Poems By Edward Hirsch

A Partial History of My Stupidity

Branch Library

Kraków. Six A.M.

 

 

Since his arrival to the poetry scene 30 years ago, writer Edward Hirsch has risen to prominence, not only among poets and poetry lovers but also among a much wider American readership—thanks to his bestselling literary user’s manual, How to Read a Poem and Fall in Love with Poetry. Booklist noted that Hirsch “brings the full heat of his literary passion to this enlightening and deeply moving journey into the heart of poetry.”

Booklist has also called Hirsch’s poems “nearly incandescent in their sensuality," and indeed they have long been admired for their tenderness, versatility, and reverence—for both the bodily and the spiritual. As Publishers Weekly has noted, Hirsch's work is characterized by "formidable intelligence, wide reading, and an ambition to connect the poet's own achievement with the great poetry of the past.” The Los Angeles Times Book Review notes "It takes a brave poet to follow Homer, Virgil, Dante, and Milton into the abyss." While an increasing number of poets seem to be dedicated to the vigorous breaking of tradition, Hirsch is respects and makes wonderful use of his lineage. He considers his work “a conversation with other poets, with the many who have come before us, the great dead who have made our work possible.”

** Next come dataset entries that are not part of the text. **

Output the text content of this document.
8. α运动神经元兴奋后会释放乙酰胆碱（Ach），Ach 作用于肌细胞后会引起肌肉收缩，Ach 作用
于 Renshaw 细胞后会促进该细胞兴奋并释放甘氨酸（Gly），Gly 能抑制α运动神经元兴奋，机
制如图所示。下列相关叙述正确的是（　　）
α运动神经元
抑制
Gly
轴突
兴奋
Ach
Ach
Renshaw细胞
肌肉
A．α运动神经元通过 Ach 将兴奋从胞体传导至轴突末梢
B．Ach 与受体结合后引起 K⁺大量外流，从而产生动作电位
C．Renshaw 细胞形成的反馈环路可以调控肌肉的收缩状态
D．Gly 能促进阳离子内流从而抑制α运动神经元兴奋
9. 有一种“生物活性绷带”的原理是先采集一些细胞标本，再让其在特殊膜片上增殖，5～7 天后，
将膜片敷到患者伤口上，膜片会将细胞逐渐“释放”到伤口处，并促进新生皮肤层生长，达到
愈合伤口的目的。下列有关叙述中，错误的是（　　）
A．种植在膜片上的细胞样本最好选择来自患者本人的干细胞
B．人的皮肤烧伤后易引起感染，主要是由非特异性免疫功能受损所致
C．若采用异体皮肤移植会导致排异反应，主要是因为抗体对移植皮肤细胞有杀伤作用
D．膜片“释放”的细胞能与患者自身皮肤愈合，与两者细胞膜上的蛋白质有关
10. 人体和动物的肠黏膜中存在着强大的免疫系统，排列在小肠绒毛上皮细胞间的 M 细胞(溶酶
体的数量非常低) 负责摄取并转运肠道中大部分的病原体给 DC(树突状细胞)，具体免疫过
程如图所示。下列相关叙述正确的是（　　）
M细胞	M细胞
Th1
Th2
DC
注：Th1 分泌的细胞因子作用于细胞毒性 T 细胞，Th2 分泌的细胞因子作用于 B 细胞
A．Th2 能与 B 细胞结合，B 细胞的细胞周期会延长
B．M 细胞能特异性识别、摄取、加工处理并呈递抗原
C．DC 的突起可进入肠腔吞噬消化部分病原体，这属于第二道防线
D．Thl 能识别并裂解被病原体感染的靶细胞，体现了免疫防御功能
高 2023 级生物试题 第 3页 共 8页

Hirsch’s work His work has appeared in The New Yorker, The New York Review of Books, American Poetry Review, and The Paris Review. His collections of poems include: Wild Gratitude (1986), On Love (1998), Lay Back the Darkness (2003), Special Orders (2008), and, most recently, The Living Fire: New & Selected Poems, drawn from a lifetime of “wild gratitude” in poetry. He’s also published five books of nonfiction, and serves as series editor of The Writer’s Word (Trinity University Press). From 2002 to 2005 he wrote the weekly column “Poet’s Choice” for the Washington Post Book World.

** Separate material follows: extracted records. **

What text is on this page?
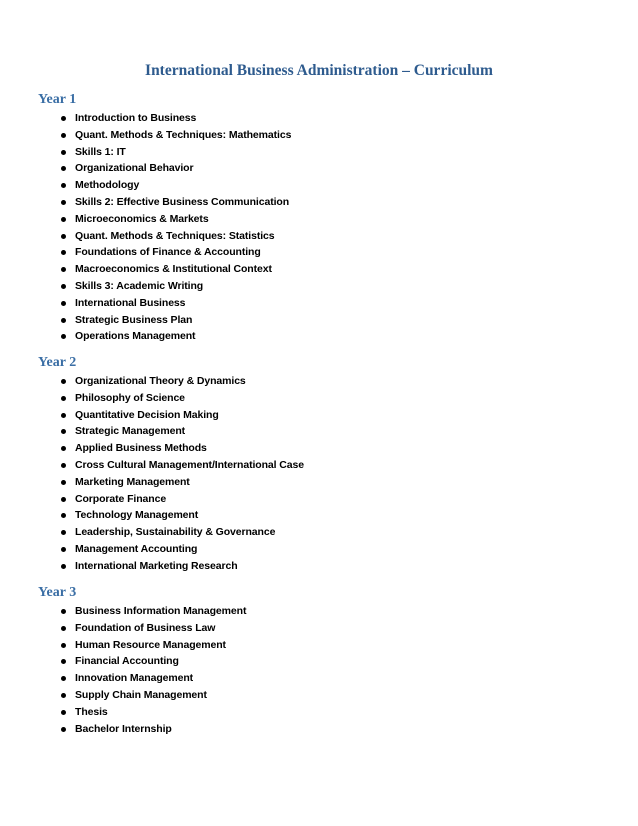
International Business Administration – Curriculum
Year 1
Introduction to Business
Quant. Methods & Techniques: Mathematics
Skills 1: IT
Organizational Behavior
Methodology
Skills 2: Effective Business Communication
Microeconomics & Markets
Quant. Methods & Techniques: Statistics
Foundations of Finance & Accounting
Macroeconomics & Institutional Context
Skills 3: Academic Writing
International Business
Strategic Business Plan
Operations Management
Year 2
Organizational Theory & Dynamics
Philosophy of Science
Quantitative Decision Making
Strategic Management
Applied Business Methods
Cross Cultural Management/International Case
Marketing Management
Corporate Finance
Technology Management
Leadership, Sustainability & Governance
Management Accounting
International Marketing Research
Year 3
Business Information Management
Foundation of Business Law
Human Resource Management
Financial Accounting
Innovation Management
Supply Chain Management
Thesis
Bachelor Internship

A native of Chicago, Hirsch has taught at Wayne State and the University of Houston, and now resides in New York, where he serves as president of the Guggenheim Foundation.  Among his many, many honors are fellowships from the Guggenheim, , and Ingram Merrill Foundations, the Rome Prize from the American Academy in Rome, an Academy of Arts and Letters Award, and a Lila Wallace-Reader's Digest Writers' Award.   In 2008, he was elected a Chancellor of the Academy of American Poets.